Es gibt viele Gründe, warum Bands nach der Schule oder Hochschule auseinanderbrechen. Über ökonomische Aspekte wird hierbei selten geredet. Denn: Wer kann letztlich im System am besten überleben – und verdienen? Sänger und Komponisten. Es gilt im Grunde das „vor der Kamera oder hinter der Kamera“-Prinzip. Entweder man macht sich extrem öffentlich oder man schreibt lieber im Hintergrund. Dass selbst Journalisten inzwischen angehalten sind, am besten beides zu tun, verdeutlicht dieses Phänomen nur, dass man „öffentliche Person“ zu sein hat. Die Antwort vieler Künstlerpersönlichkeiten auf dieses Star-Prinzip: Hinter das Werk zurücktreten.

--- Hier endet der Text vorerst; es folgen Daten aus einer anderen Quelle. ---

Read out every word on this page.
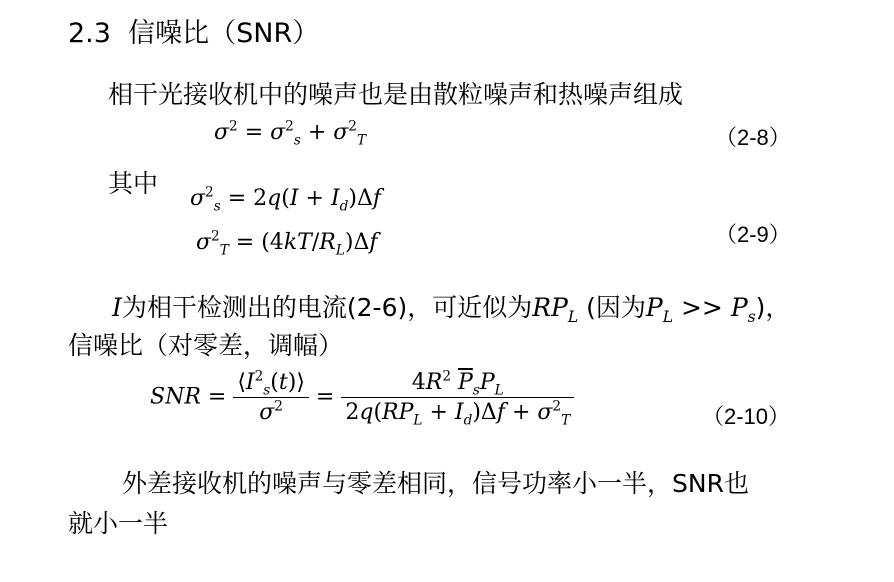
2.3 信噪比（SNR）
相干光接收机中的噪声也是由散粒噪声和热噪声组成
$\sigma^2 = \sigma^2_s + \sigma^2_T$	（2-8）
其中
$\sigma^2_s = 2q(I + I_d)\Delta f$
$\sigma^2_T = (4kT/R_L)\Delta f$	（2-9）
I为相干检测出的电流(2-6)，可近似为$RP_L$ (因为$P_L >> P_s$)，
信噪比（对零差，调幅）
SNR = $\frac{⟨I^2_s(t)⟩}{\sigma^2} = \frac{4R^2 \overline{P}_sP_L}{2q(RP_L + I_d)\Delta f + \sigma^2_T}$	（2-10）
外差接收机的噪声与零差相同，信号功率小一半，SNR也
就小一半
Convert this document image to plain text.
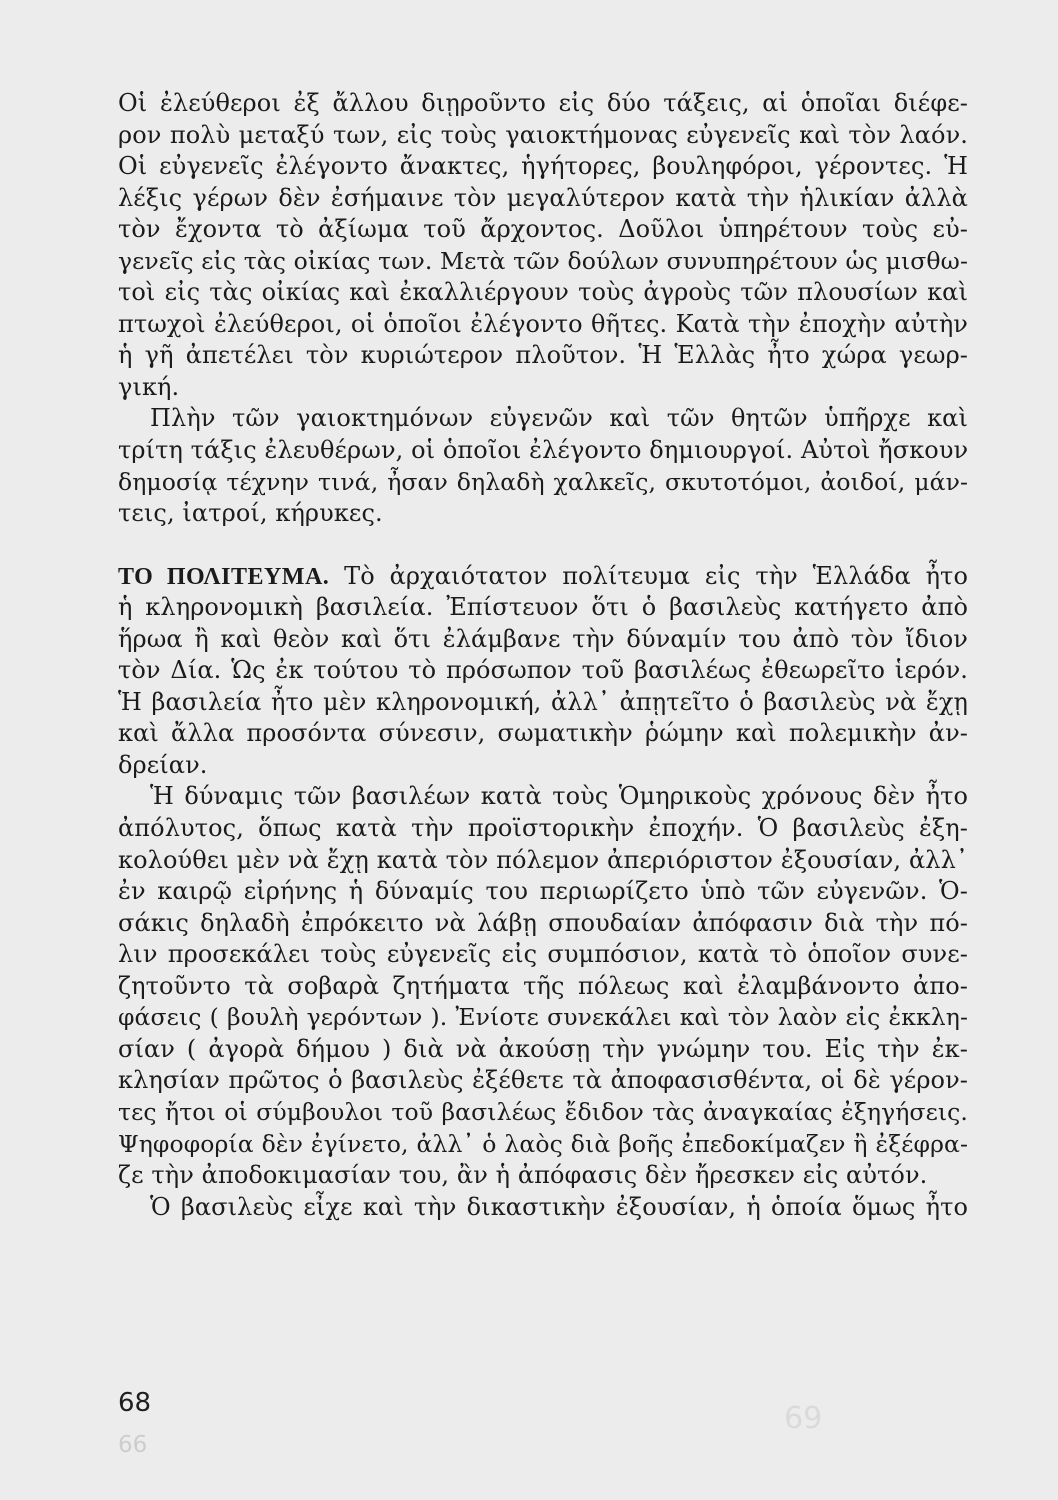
Οἱ ἐλεύθεροι ἐξ ἄλλου διῃροῦντο εἰς δύο τάξεις, αἱ ὁποῖαι διέφε-
ρον πολὺ μεταξύ των, εἰς τοὺς γαιοκτήμονας εὐγενεῖς καὶ τὸν λαόν.
Οἱ εὐγενεῖς ἐλέγοντο ἄνακτες, ἡγήτορες, βουληφόροι, γέροντες. Ἡ
λέξις γέρων δὲν ἐσήμαινε τὸν μεγαλύτερον κατὰ τὴν ἡλικίαν ἀλλὰ
τὸν ἔχοντα τὸ ἀξίωμα τοῦ ἄρχοντος. Δοῦλοι ὑπηρέτουν τοὺς εὐ-
γενεῖς εἰς τὰς οἰκίας των. Μετὰ τῶν δούλων συνυπηρέτουν ὡς μισθω-
τοὶ εἰς τὰς οἰκίας καὶ ἐκαλλιέργουν τοὺς ἀγροὺς τῶν πλουσίων καὶ
πτωχοὶ ἐλεύθεροι, οἱ ὁποῖοι ἐλέγοντο θῆτες. Κατὰ τὴν ἐποχὴν αὐτὴν
ἡ γῆ ἀπετέλει τὸν κυριώτερον πλοῦτον. Ἡ Ἑλλὰς ἦτο χώρα γεωρ-
γική.
Πλὴν τῶν γαιοκτημόνων εὐγενῶν καὶ τῶν θητῶν ὑπῆρχε καὶ
τρίτη τάξις ἐλευθέρων, οἱ ὁποῖοι ἐλέγοντο δημιουργοί. Αὐτοὶ ἤσκουν
δημοσίᾳ τέχνην τινά, ἦσαν δηλαδὴ χαλκεῖς, σκυτοτόμοι, ἀοιδοί, μάν-
τεις, ἰατροί, κήρυκες.
ΤΟ ΠΟΛΙΤΕΥΜΑ. Τὸ ἀρχαιότατον πολίτευμα εἰς τὴν Ἑλλάδα ἦτο
ἡ κληρονομικὴ βασιλεία. Ἐπίστευον ὅτι ὁ βασιλεὺς κατήγετο ἀπὸ
ἥρωα ἢ καὶ θεὸν καὶ ὅτι ἐλάμβανε τὴν δύναμίν του ἀπὸ τὸν ἴδιον
τὸν Δία. Ὡς ἐκ τούτου τὸ πρόσωπον τοῦ βασιλέως ἐθεωρεῖτο ἱερόν.
Ἡ βασιλεία ἦτο μὲν κληρονομική, ἀλλ᾽ ἀπῃτεῖτο ὁ βασιλεὺς νὰ ἔχῃ
καὶ ἄλλα προσόντα σύνεσιν, σωματικὴν ῥώμην καὶ πολεμικὴν ἀν-
δρείαν.
Ἡ δύναμις τῶν βασιλέων κατὰ τοὺς Ὁμηρικοὺς χρόνους δὲν ἦτο
ἀπόλυτος, ὅπως κατὰ τὴν προϊστορικὴν ἐποχήν. Ὁ βασιλεὺς ἐξη-
κολούθει μὲν νὰ ἔχῃ κατὰ τὸν πόλεμον ἀπεριόριστον ἐξουσίαν, ἀλλ᾽
ἐν καιρῷ εἰρήνης ἡ δύναμίς του περιωρίζετο ὑπὸ τῶν εὐγενῶν. Ὁ-
σάκις δηλαδὴ ἐπρόκειτο νὰ λάβῃ σπουδαίαν ἀπόφασιν διὰ τὴν πό-
λιν προσεκάλει τοὺς εὐγενεῖς εἰς συμπόσιον, κατὰ τὸ ὁποῖον συνε-
ζητοῦντο τὰ σοβαρὰ ζητήματα τῆς πόλεως καὶ ἐλαμβάνοντο ἀπο-
φάσεις ( βουλὴ γερόντων ). Ἐνίοτε συνεκάλει καὶ τὸν λαὸν εἰς ἐκκλη-
σίαν ( ἀγορὰ δήμου ) διὰ νὰ ἀκούσῃ τὴν γνώμην του. Εἰς τὴν ἐκ-
κλησίαν πρῶτος ὁ βασιλεὺς ἐξέθετε τὰ ἀποφασισθέντα, οἱ δὲ γέρον-
τες ἤτοι οἱ σύμβουλοι τοῦ βασιλέως ἔδιδον τὰς ἀναγκαίας ἐξηγήσεις.
Ψηφοφορία δὲν ἐγίνετο, ἀλλ᾽ ὁ λαὸς διὰ βοῆς ἐπεδοκίμαζεν ἢ ἐξέφρα-
ζε τὴν ἀποδοκιμασίαν του, ἂν ἡ ἀπόφασις δὲν ἤρεσκεν εἰς αὐτόν.
Ὁ βασιλεὺς εἶχε καὶ τὴν δικαστικὴν ἐξουσίαν, ἡ ὁποία ὅμως ἦτο
68
66
69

Lernen von Neuer Musik und Medienkunst

Ganz früher wollten manche Hofkomponisten der Reichen und Mächtigen auch beim Volk beliebt und bekannt sein. Also schrieben sie entsprechende Stücke und/oder tourten sogar. Auch daraus entstand Pop. Viele Komponisten aber treten selbst gar nicht auf, sondern lassen ihre Werke von anderen spielen (man weiß eben nicht unbedingt wie Stockhausen aussah). Und so sind sie weniger öffentlichem Druck und den Tücken des Mainstream-Populismus ausgesetzt. Dennoch müssen sie aber „Formate bedienen“, also für bestimmte Orchester oder sogar unter Förderauflagen arbeiten. Im Gegensatz zu Medienkünstlern dürfen sie die Strukturen nicht hinterfragen, die sie mit content und Daten beliefern. Wie ein Popstar – archetypisch: Bowie und Madonna – sich immer wieder „neu erfindet“, muss die Künstlerpersönlichkeit sich immer wieder neu zu Kontexten positionieren. Man nennt das „mobile Anpassung“.

Woher kommt das Geld?

Sehr wahrscheinlich profitieren vom Output eines Künstlers genauso sehr vor allem Großkonzerne wie von dem eines Popstars. Marktradikalen wie Jeff Koons macht das wenig aus. Sie folgen dem Weg von Andy Warhol bis an das Ende des Popmarkt-Systems. Andere wiederum wenden sich mehr oder weniger direkt an den jeweiligen Staat. In der Nähe von Opern, Theatern, Museen und auch Fördertöpfen für die „freie Szene“ können sich Künstlerpersönlichkeiten ohne den typischen Marktdruck oft freier entwickeln, müssen aber natürlich auch „Erfolge vorweisen“. Die Wahl der Zwänge ist also ein wichtiger Schritt hin zu einem Stück Unabhängigkeit.